Con la petizione vogliamo anche sensibilizzare il consumatore a guardare l’etichetta dei vestiti, non soltanto per vederne la composizione (spesso sintetica), ma per capire come trattare il capo di abbigliamento nel lavaggio”.
Per limitare l’impatto ambientale, informazione e consapevolezza viaggiano verso la sostenibilità su binari paralleli e trovano la stazione di partenza proprio a Biella, città laniera per antonomasia. Un segnale forte, arrivato dalla provincia piemontese che ha il tessile nel suo DNA, in una tradizione nel segno della continuità. Elena e Giovanni, che hanno lanciato la petizione, sono entrambi imprenditori biellesi impegnati nell’azienda tessile di famiglia.

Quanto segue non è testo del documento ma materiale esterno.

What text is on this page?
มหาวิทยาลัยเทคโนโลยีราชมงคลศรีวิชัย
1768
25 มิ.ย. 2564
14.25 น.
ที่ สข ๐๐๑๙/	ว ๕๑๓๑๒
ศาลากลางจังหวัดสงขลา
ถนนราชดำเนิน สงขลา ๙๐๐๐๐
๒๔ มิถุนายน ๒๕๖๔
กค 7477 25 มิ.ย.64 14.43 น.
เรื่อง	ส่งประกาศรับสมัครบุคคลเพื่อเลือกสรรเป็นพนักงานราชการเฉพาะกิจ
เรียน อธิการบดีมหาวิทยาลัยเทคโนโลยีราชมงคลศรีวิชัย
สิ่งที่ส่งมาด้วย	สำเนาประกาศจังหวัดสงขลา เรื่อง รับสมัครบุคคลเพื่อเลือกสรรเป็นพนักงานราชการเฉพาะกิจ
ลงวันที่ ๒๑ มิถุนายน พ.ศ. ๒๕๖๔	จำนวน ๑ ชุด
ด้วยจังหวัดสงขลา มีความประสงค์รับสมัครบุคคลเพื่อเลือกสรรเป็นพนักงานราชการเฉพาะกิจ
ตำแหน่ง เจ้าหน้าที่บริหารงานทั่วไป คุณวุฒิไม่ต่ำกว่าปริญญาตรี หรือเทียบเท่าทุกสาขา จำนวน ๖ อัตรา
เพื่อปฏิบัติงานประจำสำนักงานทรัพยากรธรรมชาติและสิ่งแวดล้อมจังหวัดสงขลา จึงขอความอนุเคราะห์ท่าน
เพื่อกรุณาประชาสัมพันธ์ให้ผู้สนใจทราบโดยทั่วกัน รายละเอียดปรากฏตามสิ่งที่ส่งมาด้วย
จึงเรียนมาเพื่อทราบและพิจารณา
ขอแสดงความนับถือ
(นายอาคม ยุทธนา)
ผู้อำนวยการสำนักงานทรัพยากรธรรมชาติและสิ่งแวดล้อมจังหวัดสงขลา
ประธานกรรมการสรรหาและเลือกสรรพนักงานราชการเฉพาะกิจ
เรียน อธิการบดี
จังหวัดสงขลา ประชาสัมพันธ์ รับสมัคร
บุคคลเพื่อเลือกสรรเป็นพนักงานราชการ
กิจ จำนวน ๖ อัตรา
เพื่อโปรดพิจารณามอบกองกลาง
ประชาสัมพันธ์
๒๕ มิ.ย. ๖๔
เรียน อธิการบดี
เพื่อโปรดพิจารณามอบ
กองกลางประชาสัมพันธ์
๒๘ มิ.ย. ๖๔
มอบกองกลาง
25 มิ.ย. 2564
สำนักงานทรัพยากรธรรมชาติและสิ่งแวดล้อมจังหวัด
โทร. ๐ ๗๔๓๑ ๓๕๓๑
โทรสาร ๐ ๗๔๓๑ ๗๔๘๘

Le loro ragioni non sono solo di natura ‘territoriale’, ma sono principalmente legate a topic come ambiente e sostenibilità, ai quali l’imprenditrice è sempre stata sensibile. “Mio fratello e io – argomenta – siamo sempre stati toccati da questi temi. Io, ad esempio, ho lavorato con Slow Food e la nostra azienda, già undici anni fa, partecipò a Terra Madre – Salone del Gusto presentando un manifesto per le fibre naturali, firmato da Petrini nel 2008. Carlìn è stato il mio mentore e ho anche scritto la mia tesi di laurea su Slow Food”.
Il legame tra Elena Schneider e Petrini non finisce qui: “Ho sentito – racconta – per la prima volta da lui il termine co-produttore, in sostituzione a quello di consumatore. Si farebbero dei passi avanti se si ragionasse in termine di co-produzione invece che di consumo.
Come le etichette che informano sugli ingredienti degli alimenti, anche quelle nei vestiti avrebbero la funzione di far comprendere l’impatto ambientale e sociale che ha un determinato capo di abbigliamento. Non bisogna far finta che il problema non ci tocchi: siamo tutti co-produttori di ciò che mangiamo e vestiamo. La tracciabilità e la relativa attenzione – conclude – non devono esserci solo sul cibo, ma vanno rivolte anche ai vestiti; bisogna andare al di là della griffe e capire cosa c’è dietro a un marchio. La consapevolezza è fondamentale: estetica ed etica possono coesistere”.